Does this dataset appear to meet our needs for the Census study? YES

Full Inventory

Description

  • What is the general contents of the data source?

Bed/Baths, sale price, location

  • Features
    • What is the temporal nature of the data: longitudinal, time-series, or one time point?

Time series

    • Geospatial? If Yes, at what level?

Yes, though each data point is assigned to one of four census regions, Northeast, South (which includes Virginia), West, Midwest.


Metadata

  • Is there information available to assess the transparency and soundness of the methods to gather the data for our purposes?

None specified

 

  • Does this universe match the stated intentions for the data collection? If not, what has been included or excluded and why?

Unknown

  • Is there a description of each variable in the source along with their valid values?

None specified

  • Are there unique IDs for unique elements that can be used for linking data?

None specified

  • Is there a data dictionary or codebook?

None specified

 

Selectivity

  • What unit is represented at the record level of the data source? 

 Property

  • What is the sampling technique used (if applicable)?

None specified

  • What was the coverage? 

None specified


Stability/Coherence

  • Were there any changes to the universe of data being captured (including geographical areas covered) and if so what were they?

None specified

  • Were there any changes in the data capture method and if so what were they? (e.g., revised questions, data collection mode, classification categories, algorithms for social media data)

None specified

  • Were there any changes in the sources of data and if so what were they? 

They continue to have more associations add to their data collection monthly

 

Accuracy

  • Any known sources of error?

None specified

  • Describe any quality control checks performed by the data’s owner.

Check for problematic data, caused by “changes in association/board/MLS physical jurisdiction, changes in MLS vendors and /or staff, lack of response by associations/boards and erroneous data.”

 

Accessibility

  • Any records or fields collected, but not included in data source, such as for confidentiality reasons)? 

None are listed

  • Is there a subset of variables and/or data that is must be obtained through a separate process? (e.g. state level data openly available, but one must apply to get census tract)? If yes, is there a separate legal, regulatory, or administrative restrictions on accessing the data source? Cost? - One time or annual or project based payment?

None are listed


Privacy and security

  • Was consent given by participant?

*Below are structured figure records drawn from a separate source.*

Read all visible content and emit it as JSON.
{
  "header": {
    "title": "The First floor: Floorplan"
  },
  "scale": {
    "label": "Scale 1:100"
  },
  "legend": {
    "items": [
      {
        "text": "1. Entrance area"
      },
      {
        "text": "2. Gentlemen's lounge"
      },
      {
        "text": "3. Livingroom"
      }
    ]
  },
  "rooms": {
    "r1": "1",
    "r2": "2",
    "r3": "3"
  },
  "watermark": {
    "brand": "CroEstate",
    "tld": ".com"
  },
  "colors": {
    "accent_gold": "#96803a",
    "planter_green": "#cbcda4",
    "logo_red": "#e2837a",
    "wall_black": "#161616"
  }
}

If so, how was consent given?

Local associations entered housing voluntarily, no PII were given for owners of the home.

  • Are there legal limitations or restrictions on the use of the data? 

No

  • What confidentiality policies does the source have? 

Does not include PII.

 

Research

  • What research has been done with this dataset?

Housing outlook, Economics outlook, rent studies

  • Include any links to research if provided:

http://www.realtor.org/research-and-statistics

  • List any other data use notes provided by the supplier.

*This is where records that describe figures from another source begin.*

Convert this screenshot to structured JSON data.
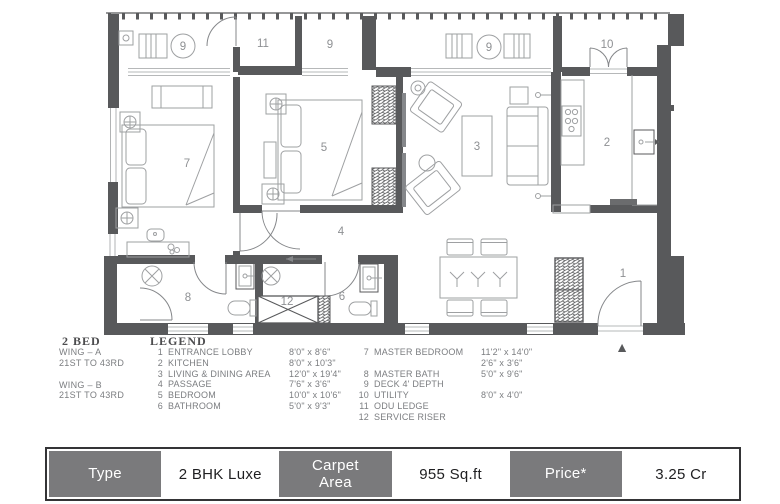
{
  "plan": {
    "room_labels": [
      {
        "text": "9"
      },
      {
        "text": "11"
      },
      {
        "text": "9"
      },
      {
        "text": "9"
      },
      {
        "text": "10"
      },
      {
        "text": "7"
      },
      {
        "text": "5"
      },
      {
        "text": "3"
      },
      {
        "text": "2"
      },
      {
        "text": "4"
      },
      {
        "text": "8"
      },
      {
        "text": "12"
      },
      {
        "text": "6"
      },
      {
        "text": "1"
      }
    ],
    "entry_marker": "▲"
  },
  "wing": {
    "bed": "2 BED",
    "wing_a": "WING – A",
    "wing_a_floors": "21ST TO 43RD",
    "wing_b": "WING – B",
    "wing_b_floors": "21ST TO 43RD"
  },
  "legend": {
    "title": "LEGEND",
    "col1": [
      {
        "num": "1",
        "name": "ENTRANCE LOBBY",
        "dim": "8'0\" x 8'6\""
      },
      {
        "num": "2",
        "name": "KITCHEN",
        "dim": "8'0\" x 10'3\""
      },
      {
        "num": "3",
        "name": "LIVING & DINING AREA",
        "dim": "12'0\" x 19'4\""
      },
      {
        "num": "4",
        "name": "PASSAGE",
        "dim": "7'6\" x 3'6\""
      },
      {
        "num": "5",
        "name": "BEDROOM",
        "dim": "10'0\" x 10'6\""
      },
      {
        "num": "6",
        "name": "BATHROOM",
        "dim": "5'0\" x 9'3\""
      }
    ],
    "col2": [
      {
        "num": "7",
        "name": "MASTER BEDROOM",
        "dim": "11'2\" x 14'0\""
      },
      {
        "num": "",
        "name": "",
        "dim": "2'6\" x 3'6\""
      },
      {
        "num": "8",
        "name": "MASTER BATH",
        "dim": "5'0\" x 9'6\""
      },
      {
        "num": "9",
        "name": "DECK 4' DEPTH",
        "dim": ""
      },
      {
        "num": "10",
        "name": "UTILITY",
        "dim": "8'0\" x 4'0\""
      },
      {
        "num": "11",
        "name": "ODU LEDGE",
        "dim": ""
      },
      {
        "num": "12",
        "name": "SERVICE RISER",
        "dim": ""
      }
    ]
  },
  "spec_table": {
    "cells": [
      {
        "label": "Type",
        "header": true
      },
      {
        "label": "2 BHK Luxe",
        "header": false
      },
      {
        "label": "Carpet Area",
        "header": true
      },
      {
        "label": "955 Sq.ft",
        "header": false
      },
      {
        "label": "Price*",
        "header": true
      },
      {
        "label": "3.25 Cr",
        "header": false
      }
    ]
  },
  "colors": {
    "wall": "#58595B",
    "furniture_line": "#9EA0A2",
    "door_line": "#85878A",
    "label_text": "#8E9093",
    "table_gray": "#7A7A7C",
    "table_border": "#343436"
  }
}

Use data from SentriLock to record foot traffic into homes for sale http://www.realtor.org/infographics/foot-traffic

 

Gaps/Concerns

  • Feasibility - can all jurisdiction levels provide the data (if applicable)?

Yes, it is available for the whole country

  • Data ownership - a lack of clarity in legal guidance stemming from a lack of clarity with who owns digital data?
  • Data collection authority - what data is reasonably private and what constitutes unwarranted intrusion?
  • Describe any other notes you have or any gaps/concerns you see with this dataset:

It is currently only given by the four census regions, so the regions are pretty broad. It might not be as helpful as a more specific data source.